Les espèces à Mayotte

Problématique à Mayotte

 
En 2008, le premier inventaire des termites de Mayotte réalisé par l’ORLAT a révélé une forte biodiversité. En effet, onze espèces ont été répertoriées, ce qui est autant qu’à La Réunion qui a pourtant une superficie bien supérieure (6,6 fois plus grande).
 
Parmi ces onze espèces, sept sont potentiellement nuisibles et les termites sont très abondants sur l’archipel. Il y a donc un fort risque d’infestation pour les habitations. Il y a donc un important travail pour étudier si les produits préventifs (barrière physico-chimique ou physique) et curatifs (chimique et pièges) sont efficaces sur ces espèces. 
 
De plus, depuis 2011, Mayotte est devenue le 101ème département français. Dorénavant, tous les aspects réglementaires et les obligations au niveau des termites doivent être appliquées. 
 
Un énorme travail de sensibilisation de la population doit être effectué. Des actions sont déjà menées avec les professionnels de la lutte anti-termites afin de leur faire profiter du savoir de l’ORLAT mais ces actions doivent être renforcées et touchées le plus large public possible. C’est pourquoi l’ORLAT a démarré un projet d’antenne sur Mayotte. 
 
 
Résumé de l'étude de Mayotte
 

L’archipel de Mayotte, situé dans l’Océan Indien, au nord ouest de Madagascar dans le canal du Mozambique est susceptible d’abriter une forte diversité d’Isoptères. Les principaux objectifs de cette étude sont de réaliser un inventaire des termites de Mayotte, de rassembler un maximum d’information sur les espèces et de réaliser une clé de détermination sur la base des caractères morphologiques des soldats. Ce premier inventaire à Mayotte, réalisé grâce à des méthodes de quadrats, transects et des collectes de type ponctuelles, s’est déroulé pendant la saison des pluies du 1er février au 14 mars 2008. Trois milieux très différents ont été prospectés : la forêt humide, la mangrove et les cocoteraies.

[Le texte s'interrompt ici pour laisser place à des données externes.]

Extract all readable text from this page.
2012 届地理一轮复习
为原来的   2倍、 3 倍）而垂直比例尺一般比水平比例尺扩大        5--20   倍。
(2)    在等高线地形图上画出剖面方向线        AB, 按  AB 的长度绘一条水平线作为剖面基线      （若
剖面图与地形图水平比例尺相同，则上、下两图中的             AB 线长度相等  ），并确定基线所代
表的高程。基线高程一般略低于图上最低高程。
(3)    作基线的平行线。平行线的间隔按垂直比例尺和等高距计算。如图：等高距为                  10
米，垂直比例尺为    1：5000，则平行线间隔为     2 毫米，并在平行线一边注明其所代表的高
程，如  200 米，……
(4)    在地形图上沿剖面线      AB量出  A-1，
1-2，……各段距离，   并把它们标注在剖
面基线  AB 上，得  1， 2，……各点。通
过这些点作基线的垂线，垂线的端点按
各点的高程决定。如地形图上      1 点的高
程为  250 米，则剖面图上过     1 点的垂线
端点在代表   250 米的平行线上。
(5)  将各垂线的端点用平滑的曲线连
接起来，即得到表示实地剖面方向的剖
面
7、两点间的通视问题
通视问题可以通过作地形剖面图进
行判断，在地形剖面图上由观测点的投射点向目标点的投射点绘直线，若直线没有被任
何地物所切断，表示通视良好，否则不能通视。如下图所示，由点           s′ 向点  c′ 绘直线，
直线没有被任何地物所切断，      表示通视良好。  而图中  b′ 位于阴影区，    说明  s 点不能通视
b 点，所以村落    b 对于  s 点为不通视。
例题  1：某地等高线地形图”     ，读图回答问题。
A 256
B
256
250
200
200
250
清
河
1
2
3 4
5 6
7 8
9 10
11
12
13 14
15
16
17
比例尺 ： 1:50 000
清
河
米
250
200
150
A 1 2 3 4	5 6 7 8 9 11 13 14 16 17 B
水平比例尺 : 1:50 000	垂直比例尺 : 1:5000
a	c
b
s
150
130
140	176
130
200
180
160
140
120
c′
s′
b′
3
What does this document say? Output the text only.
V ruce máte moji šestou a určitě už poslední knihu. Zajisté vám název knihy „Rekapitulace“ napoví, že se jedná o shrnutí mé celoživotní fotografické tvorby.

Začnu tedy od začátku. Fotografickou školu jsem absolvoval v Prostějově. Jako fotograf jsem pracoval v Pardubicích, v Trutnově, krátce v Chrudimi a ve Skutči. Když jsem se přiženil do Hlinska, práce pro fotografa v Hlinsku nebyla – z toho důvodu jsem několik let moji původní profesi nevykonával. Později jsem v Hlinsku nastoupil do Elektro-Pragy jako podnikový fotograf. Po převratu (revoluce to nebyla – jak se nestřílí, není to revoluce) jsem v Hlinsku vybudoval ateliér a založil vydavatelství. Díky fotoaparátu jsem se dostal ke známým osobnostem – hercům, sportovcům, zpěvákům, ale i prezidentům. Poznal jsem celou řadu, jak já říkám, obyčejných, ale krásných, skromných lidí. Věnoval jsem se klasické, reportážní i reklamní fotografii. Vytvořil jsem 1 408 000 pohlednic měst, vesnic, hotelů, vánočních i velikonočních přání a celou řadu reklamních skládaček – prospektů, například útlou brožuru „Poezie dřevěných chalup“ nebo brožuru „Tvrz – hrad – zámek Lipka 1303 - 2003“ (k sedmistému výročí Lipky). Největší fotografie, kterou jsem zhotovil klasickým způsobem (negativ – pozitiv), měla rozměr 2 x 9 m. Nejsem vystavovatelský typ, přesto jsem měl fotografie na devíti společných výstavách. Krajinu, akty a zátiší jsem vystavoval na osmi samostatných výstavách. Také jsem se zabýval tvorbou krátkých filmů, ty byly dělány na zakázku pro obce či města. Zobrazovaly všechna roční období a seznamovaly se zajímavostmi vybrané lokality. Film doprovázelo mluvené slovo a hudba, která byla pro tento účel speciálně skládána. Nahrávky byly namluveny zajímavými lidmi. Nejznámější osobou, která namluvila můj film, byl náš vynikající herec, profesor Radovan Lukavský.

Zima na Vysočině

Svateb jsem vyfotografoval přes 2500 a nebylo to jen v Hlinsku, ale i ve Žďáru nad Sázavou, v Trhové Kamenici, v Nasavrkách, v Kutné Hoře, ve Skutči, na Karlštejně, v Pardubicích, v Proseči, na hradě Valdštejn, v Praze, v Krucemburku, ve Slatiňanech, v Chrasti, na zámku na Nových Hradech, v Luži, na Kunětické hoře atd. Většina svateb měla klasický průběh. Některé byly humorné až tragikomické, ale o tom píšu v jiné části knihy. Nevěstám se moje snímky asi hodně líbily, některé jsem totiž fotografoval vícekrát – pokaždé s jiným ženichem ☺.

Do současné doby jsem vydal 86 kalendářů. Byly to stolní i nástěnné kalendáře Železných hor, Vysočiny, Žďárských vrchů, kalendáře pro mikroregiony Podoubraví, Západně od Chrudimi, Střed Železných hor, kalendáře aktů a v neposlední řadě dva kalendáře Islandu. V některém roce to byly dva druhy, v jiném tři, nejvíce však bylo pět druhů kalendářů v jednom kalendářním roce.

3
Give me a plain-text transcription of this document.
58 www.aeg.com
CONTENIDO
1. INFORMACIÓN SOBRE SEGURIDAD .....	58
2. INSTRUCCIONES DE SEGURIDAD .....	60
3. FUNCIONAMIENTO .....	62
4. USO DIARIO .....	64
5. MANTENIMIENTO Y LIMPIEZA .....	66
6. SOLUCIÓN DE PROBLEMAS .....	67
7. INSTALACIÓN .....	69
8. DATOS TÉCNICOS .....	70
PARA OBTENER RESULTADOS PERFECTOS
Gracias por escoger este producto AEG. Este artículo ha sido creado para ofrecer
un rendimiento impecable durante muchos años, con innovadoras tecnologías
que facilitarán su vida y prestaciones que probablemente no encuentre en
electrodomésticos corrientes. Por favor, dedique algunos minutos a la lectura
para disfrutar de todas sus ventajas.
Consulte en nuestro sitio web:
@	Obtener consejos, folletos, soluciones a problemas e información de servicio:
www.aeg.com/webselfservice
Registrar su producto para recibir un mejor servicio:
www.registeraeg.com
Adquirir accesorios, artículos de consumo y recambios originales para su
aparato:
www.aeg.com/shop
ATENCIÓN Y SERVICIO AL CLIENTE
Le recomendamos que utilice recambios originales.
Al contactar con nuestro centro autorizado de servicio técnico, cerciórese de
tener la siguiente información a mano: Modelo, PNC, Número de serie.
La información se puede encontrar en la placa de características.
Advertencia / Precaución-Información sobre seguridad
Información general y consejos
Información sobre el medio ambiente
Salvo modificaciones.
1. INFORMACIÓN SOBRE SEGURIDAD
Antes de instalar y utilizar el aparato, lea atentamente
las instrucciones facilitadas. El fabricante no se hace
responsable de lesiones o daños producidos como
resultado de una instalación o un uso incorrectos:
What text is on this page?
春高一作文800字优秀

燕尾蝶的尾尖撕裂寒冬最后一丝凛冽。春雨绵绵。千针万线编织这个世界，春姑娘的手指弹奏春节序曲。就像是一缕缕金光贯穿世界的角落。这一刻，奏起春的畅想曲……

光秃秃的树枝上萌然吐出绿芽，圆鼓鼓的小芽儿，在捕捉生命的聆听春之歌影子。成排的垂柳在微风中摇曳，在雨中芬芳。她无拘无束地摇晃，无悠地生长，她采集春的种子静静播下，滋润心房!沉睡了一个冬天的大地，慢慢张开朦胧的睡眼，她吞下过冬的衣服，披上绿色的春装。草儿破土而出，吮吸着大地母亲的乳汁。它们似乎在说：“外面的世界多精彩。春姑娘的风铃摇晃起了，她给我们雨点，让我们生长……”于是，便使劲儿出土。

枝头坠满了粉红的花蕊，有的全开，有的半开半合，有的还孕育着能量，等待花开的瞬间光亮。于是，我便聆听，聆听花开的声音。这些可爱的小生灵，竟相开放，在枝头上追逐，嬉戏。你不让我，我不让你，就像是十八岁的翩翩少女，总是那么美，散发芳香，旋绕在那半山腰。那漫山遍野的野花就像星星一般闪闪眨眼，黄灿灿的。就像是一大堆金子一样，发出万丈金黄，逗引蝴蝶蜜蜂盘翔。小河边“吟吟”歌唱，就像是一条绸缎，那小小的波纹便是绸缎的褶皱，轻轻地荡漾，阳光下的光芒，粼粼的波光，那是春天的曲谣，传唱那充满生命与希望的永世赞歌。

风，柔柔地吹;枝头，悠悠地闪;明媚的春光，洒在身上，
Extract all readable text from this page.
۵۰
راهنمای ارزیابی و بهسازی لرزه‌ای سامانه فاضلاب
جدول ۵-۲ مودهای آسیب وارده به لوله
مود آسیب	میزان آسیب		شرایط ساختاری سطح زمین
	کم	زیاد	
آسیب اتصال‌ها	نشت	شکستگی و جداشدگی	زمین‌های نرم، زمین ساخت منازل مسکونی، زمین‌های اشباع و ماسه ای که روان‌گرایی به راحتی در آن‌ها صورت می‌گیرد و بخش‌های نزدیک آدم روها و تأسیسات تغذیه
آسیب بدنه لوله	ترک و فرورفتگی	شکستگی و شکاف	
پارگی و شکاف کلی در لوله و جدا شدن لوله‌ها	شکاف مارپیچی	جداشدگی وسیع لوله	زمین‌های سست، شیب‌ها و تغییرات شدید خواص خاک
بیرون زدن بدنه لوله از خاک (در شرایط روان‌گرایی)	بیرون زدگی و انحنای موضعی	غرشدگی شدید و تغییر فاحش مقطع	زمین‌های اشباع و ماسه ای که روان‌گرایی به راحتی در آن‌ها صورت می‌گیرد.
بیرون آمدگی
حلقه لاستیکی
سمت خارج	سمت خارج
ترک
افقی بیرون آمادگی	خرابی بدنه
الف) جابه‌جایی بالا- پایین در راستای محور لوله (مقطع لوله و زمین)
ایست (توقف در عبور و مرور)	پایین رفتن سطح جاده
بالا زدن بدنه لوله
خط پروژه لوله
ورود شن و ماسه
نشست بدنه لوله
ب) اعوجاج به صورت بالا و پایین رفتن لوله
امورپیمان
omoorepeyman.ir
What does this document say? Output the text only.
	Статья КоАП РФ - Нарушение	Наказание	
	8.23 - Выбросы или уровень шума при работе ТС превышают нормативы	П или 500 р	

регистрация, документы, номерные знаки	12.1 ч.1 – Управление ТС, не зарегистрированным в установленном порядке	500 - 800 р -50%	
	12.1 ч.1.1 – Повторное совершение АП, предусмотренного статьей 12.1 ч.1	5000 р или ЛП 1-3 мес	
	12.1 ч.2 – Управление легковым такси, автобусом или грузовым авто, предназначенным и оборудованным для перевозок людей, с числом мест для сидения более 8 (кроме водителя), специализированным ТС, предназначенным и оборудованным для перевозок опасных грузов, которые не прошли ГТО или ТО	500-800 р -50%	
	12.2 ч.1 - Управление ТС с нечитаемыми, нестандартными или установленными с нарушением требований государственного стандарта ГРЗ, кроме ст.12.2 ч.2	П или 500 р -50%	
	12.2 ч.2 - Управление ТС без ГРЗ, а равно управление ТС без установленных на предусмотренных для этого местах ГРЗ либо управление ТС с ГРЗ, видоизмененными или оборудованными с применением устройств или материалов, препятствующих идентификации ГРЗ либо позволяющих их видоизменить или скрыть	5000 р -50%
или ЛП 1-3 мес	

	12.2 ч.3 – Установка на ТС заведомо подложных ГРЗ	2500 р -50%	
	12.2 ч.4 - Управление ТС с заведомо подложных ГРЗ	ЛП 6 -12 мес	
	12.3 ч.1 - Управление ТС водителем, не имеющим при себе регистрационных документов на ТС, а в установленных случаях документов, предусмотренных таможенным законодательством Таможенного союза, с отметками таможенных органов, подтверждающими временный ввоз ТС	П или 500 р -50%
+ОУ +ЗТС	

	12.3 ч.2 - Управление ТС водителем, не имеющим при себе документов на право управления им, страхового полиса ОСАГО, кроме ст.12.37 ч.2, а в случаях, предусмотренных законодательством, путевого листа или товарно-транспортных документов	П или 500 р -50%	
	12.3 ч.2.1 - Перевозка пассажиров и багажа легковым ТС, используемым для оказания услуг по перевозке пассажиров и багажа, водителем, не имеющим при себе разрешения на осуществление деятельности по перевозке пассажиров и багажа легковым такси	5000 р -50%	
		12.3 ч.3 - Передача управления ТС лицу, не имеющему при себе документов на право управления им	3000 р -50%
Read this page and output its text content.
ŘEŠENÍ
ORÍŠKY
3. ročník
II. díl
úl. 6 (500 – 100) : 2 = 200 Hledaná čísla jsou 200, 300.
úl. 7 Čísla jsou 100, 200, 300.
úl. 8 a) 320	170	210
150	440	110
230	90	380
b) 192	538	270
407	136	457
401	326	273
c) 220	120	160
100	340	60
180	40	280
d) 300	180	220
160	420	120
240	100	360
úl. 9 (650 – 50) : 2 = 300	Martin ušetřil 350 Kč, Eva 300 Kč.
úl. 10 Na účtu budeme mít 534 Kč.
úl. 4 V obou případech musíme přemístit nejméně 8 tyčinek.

Parmi les 435 colonies collectées, onze espèces ont pu être identifiées, six de la famille des Kalotermitidae, deux de celle des Rhinotermitidae et trois de celle des Termitidae. Dans les quadrats de forêt humide, ces colonies se repartissent à 56% sur le sol contre 42% dans les arbres et 1,7% dans le sol. Nous montrons qu’au sein de ces quadrats, l’abondance des colonies au sol augmente avec la proportion de bois mort au sol. Dans la mangrove, cinq des espèces retrouvées en forêt ont été identifiées. Un impact important d’une seule espèce a été mis en évidence dans les cocoteraies. Des fiches détaillées des différentes espèces, ainsi que la clé de détermination des soldats ont été réalisées.